LlamaBridge.generateWithContextStream(
    system = "You are helpful.",
    context = "Product: Llamatik",
    user = "Write a short tagline.",
    onDelta = { print(it) },
    onDone = { println("\nDone") },
    onError = { println("Error: $it") }
)

KV cache and sessions#

fun sessionReset(): Boolean
fun sessionSave(path: String): Boolean
fun sessionLoad(path: String): Boolean
fun generateContinue(prompt: String): String

These methods are designed for multi-turn interactions.

generateContinue(prompt)#

Continues generation using the current KV cache instead of starting from scratch.

LlamaBridge.initGenerateModel(modelPath)

val first = LlamaBridge.generate("Explain Kotlin coroutines")
val second = LlamaBridge.generateContinue("Now show a short example")

sessionSave(path) and sessionLoad(path)#

Persist the current KV/session state to disk and restore it later.

LlamaBridge.sessionSave(sessionPath)

LlamaBridge.initGenerateModel(modelPath)
LlamaBridge.sessionLoad(sessionPath)

val resumed = LlamaBridge.generateContinue("Continue the explanation")

sessionReset()#

Clears the current session while keeping the model loaded. This is useful when you want to start a new conversation without paying the full model load cost again.

Important notes:

  • Session files are tied to the same model and runtime assumptions.
  • On WASM, session persistence is currently not implemented.
  • If no active session exists yet, generateContinue() behaves like a fresh generation.

Runtime controls#

fun nativeCancelGenerate()
fun updateGenerateParams(
    temperature: Float,
    maxTokens: Int,
    topP: Float,
    topK: Int,
    repeatPenalty: Float,
)
fun shutdown()

nativeCancelGenerate()#

Requests cancellation of the current generation. Useful when the user taps Stop or leaves the screen.

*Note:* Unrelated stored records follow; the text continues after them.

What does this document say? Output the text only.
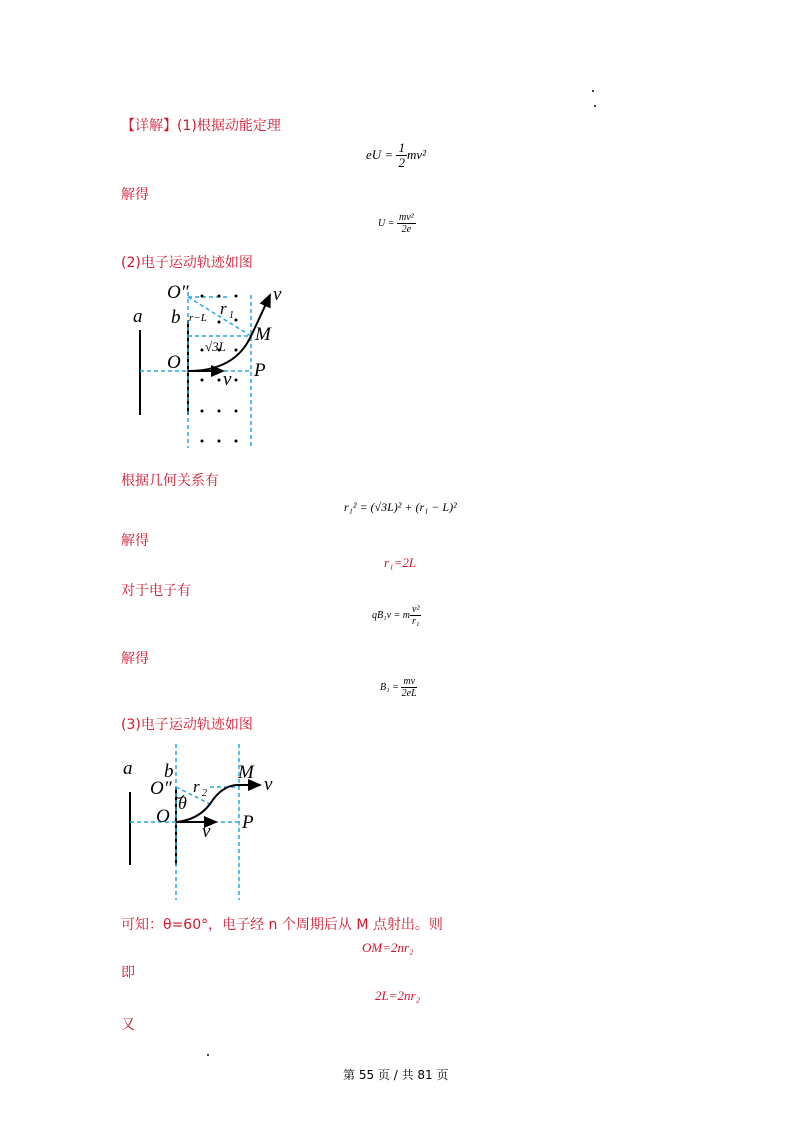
【详解】(1)根据动能定理
eU = $\frac{1}{2} mv^2$
解得
$U = \frac{\text{mv²}}{2e}$
(2)电子运动轨迹如图
O″
a b r 1
r−L
M
v
√3L
O	P
v
根据几何关系有
r₁² = (√3L)² + (r₁ − L)²
解得
r₁=2L
对于电子有
qB₁v = m $\frac{\text{v²}}{\text{r₁}}$
解得
$B_1 = \frac{mv}{2eL}$
(3)电子运动轨迹如图
a b
O″ r 2
θ
M
v
O
v P
可知：θ=60°，电子经 n 个周期后从 M 点射出。则
OM=2nr₂
即
2L=2nr₂
又
第 55 页 / 共 81 页
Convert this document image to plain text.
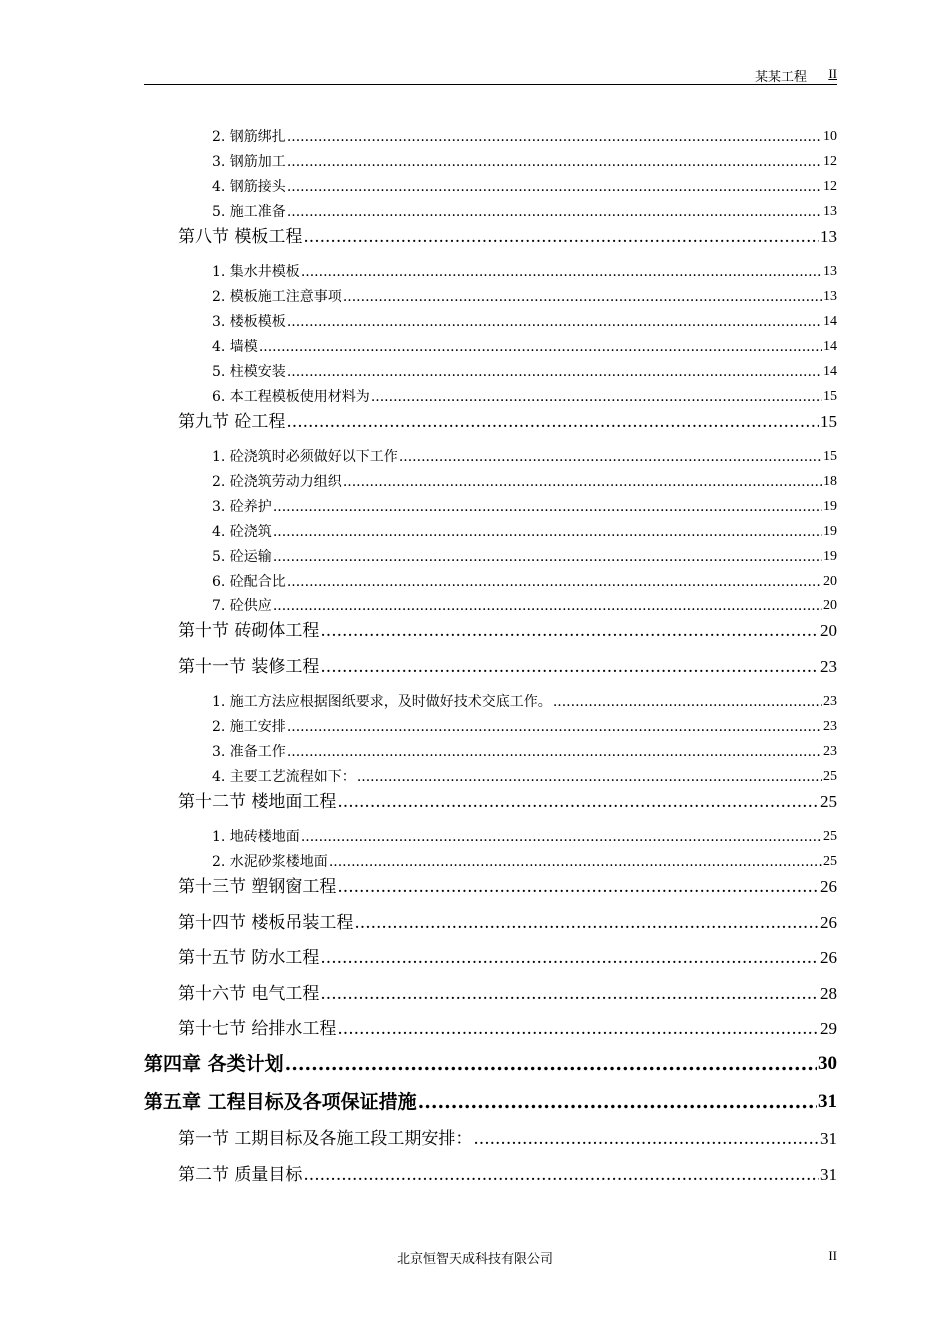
某某工程 II
2. 钢筋绑扎 .....	10
3. 钢筋加工 .....	12
4. 钢筋接头 .....	12
5. 施工准备 .....	13
第八节 模板工程 .....	13
1. 集水井模板 .....	13
2. 模板施工注意事项 .....	13
3. 楼板模板 .....	14
4. 墙模 .....	14
5. 柱模安装 .....	14
6. 本工程模板使用材料为 .....	15
第九节 砼工程 .....	15
1. 砼浇筑时必须做好以下工作 .....	15
2. 砼浇筑劳动力组织 .....	18
3. 砼养护 .....	19
4. 砼浇筑 .....	19
5. 砼运输 .....	19
6. 砼配合比 .....	20
7. 砼供应 .....	20
第十节 砖砌体工程 .....	20
第十一节 装修工程 .....	23
1. 施工方法应根据图纸要求，及时做好技术交底工作。 .....	23
2. 施工安排 .....	23
3. 准备工作 .....	23
4. 主要工艺流程如下： .....	25
第十二节 楼地面工程 .....	25
1. 地砖楼地面 .....	25
2. 水泥砂浆楼地面 .....	25
第十三节 塑钢窗工程 .....	26
第十四节 楼板吊装工程 .....	26
第十五节 防水工程 .....	26
第十六节 电气工程 .....	28
第十七节 给排水工程 .....	29
第四章 各类计划 .....	30
第五章 工程目标及各项保证措施 .....	31
第一节 工期目标及各施工段工期安排： .....	31
第二节 质量目标 .....	31
北京恒智天成科技有限公司	II
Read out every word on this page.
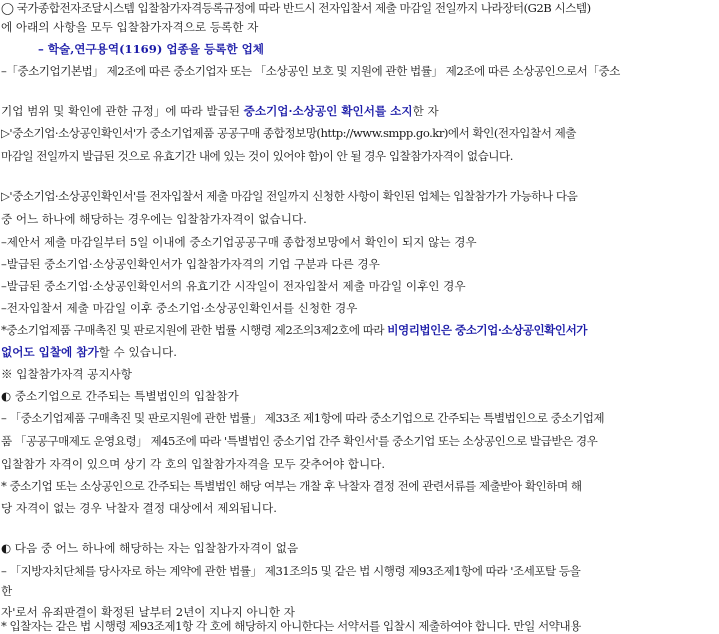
◯ 국가종합전자조달시스템 입찰참가자격등록규정에 따라 반드시 전자입찰서 제출 마감일 전일까지 나라장터(G2B 시스템)
에 아래의 사항을 모두 입찰참가자격으로 등록한 자
– 학술,연구용역(1169) 업종을 등록한 업체
–「중소기업기본법」 제2조에 따른 중소기업자 또는 「소상공인 보호 및 지원에 관한 법률」 제2조에 따른 소상공인으로서「중소
기업 범위 및 확인에 관한 규정」에 따라 발급된 중소기업·소상공인 확인서를 소지한 자
▷'중소기업·소상공인확인서'가 중소기업제품 공공구매 종합정보망(http://www.smpp.go.kr)에서 확인(전자입찰서 제출
마감일 전일까지 발급된 것으로 유효기간 내에 있는 것이 있어야 함)이 안 될 경우 입찰참가자격이 없습니다.
▷'중소기업·소상공인확인서'를 전자입찰서 제출 마감일 전일까지 신청한 사항이 확인된 업체는 입찰참가가 가능하나 다음
중 어느 하나에 해당하는 경우에는 입찰참가자격이 없습니다.
–제안서 제출 마감일부터 5일 이내에 중소기업공공구매 종합정보망에서 확인이 되지 않는 경우
–발급된 중소기업·소상공인확인서가 입찰참가자격의 기업 구분과 다른 경우
–발급된 중소기업·소상공인확인서의 유효기간 시작일이 전자입찰서 제출 마감일 이후인 경우
–전자입찰서 제출 마감일 이후 중소기업·소상공인확인서를 신청한 경우
*중소기업제품 구매촉진 및 판로지원에 관한 법률 시행령 제2조의3제2호에 따라 비영리법인은 중소기업·소상공인확인서가
없어도 입찰에 참가할 수 있습니다.
※ 입찰참가자격 공지사항
◐ 중소기업으로 간주되는 특별법인의 입찰참가
– 「중소기업제품 구매촉진 및 판로지원에 관한 법률」 제33조 제1항에 따라 중소기업으로 간주되는 특별법인으로 중소기업제
품 「공공구매제도 운영요령」 제45조에 따라 '특별법인 중소기업 간주 확인서'를 중소기업 또는 소상공인으로 발급받은 경우
입찰참가 자격이 있으며 상기 각 호의 입찰참가자격을 모두 갖추어야 합니다.
* 중소기업 또는 소상공인으로 간주되는 특별법인 해당 여부는 개찰 후 낙찰자 결정 전에 관련서류를 제출받아 확인하며 해
당 자격이 없는 경우 낙찰자 결정 대상에서 제외됩니다.
◐ 다음 중 어느 하나에 해당하는 자는 입찰참가자격이 없음
– 「지방자치단체를 당사자로 하는 계약에 관한 법률」 제31조의5 및 같은 법 시행령 제93조제1항에 따라 '조세포탈 등을
한
자'로서 유죄판결이 확정된 날부터 2년이 지나지 아니한 자
* 입찰자는 같은 법 시행령 제93조제1항 각 호에 해당하지 아니한다는 서약서를 입찰시 제출하여야 합니다. 만일 서약내용
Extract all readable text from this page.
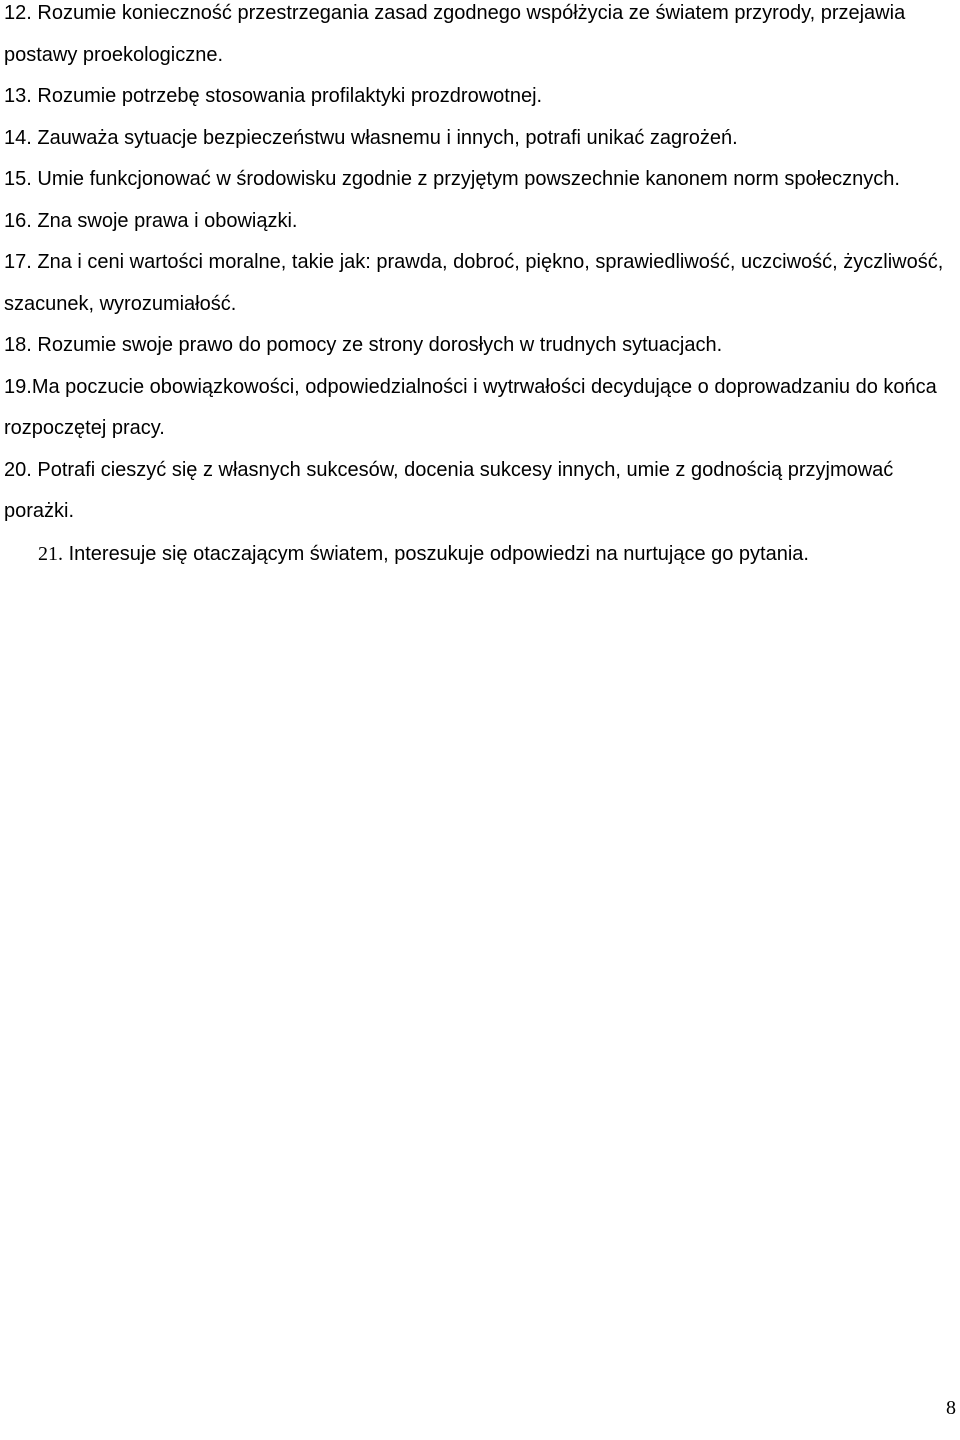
12. Rozumie konieczność przestrzegania zasad zgodnego współżycia ze światem przyrody, przejawia postawy proekologiczne.

13. Rozumie potrzebę stosowania profilaktyki prozdrowotnej.

14. Zauważa sytuacje bezpieczeństwu własnemu i innych, potrafi unikać zagrożeń.

15. Umie funkcjonować w środowisku zgodnie z przyjętym powszechnie kanonem norm społecznych.

16. Zna swoje prawa i obowiązki.

17. Zna i ceni wartości moralne, takie jak: prawda, dobroć, piękno, sprawiedliwość, uczciwość, życzliwość, szacunek, wyrozumiałość.

18. Rozumie swoje prawo do pomocy ze strony dorosłych w trudnych sytuacjach.

19.Ma poczucie obowiązkowości, odpowiedzialności i wytrwałości decydujące o doprowadzaniu do końca rozpoczętej pracy.

20. Potrafi cieszyć się z własnych sukcesów, docenia sukcesy innych, umie z godnością przyjmować porażki.

21. Interesuje się otaczającym światem, poszukuje odpowiedzi na nurtujące go pytania.

8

updateGenerateParams(...)#

Updates the runtime generation parameters used by the native backend.

LlamaBridge.updateGenerateParams(
    temperature = 0.7f,
    maxTokens = 256,
    topP = 0.95f,
    topK = 40,
    repeatPenalty = 1.1f,
)

shutdown()#

Releases native resources when you are done with the bridge. In long-lived apps this is usually called when the feature or process is shutting down, not after every request.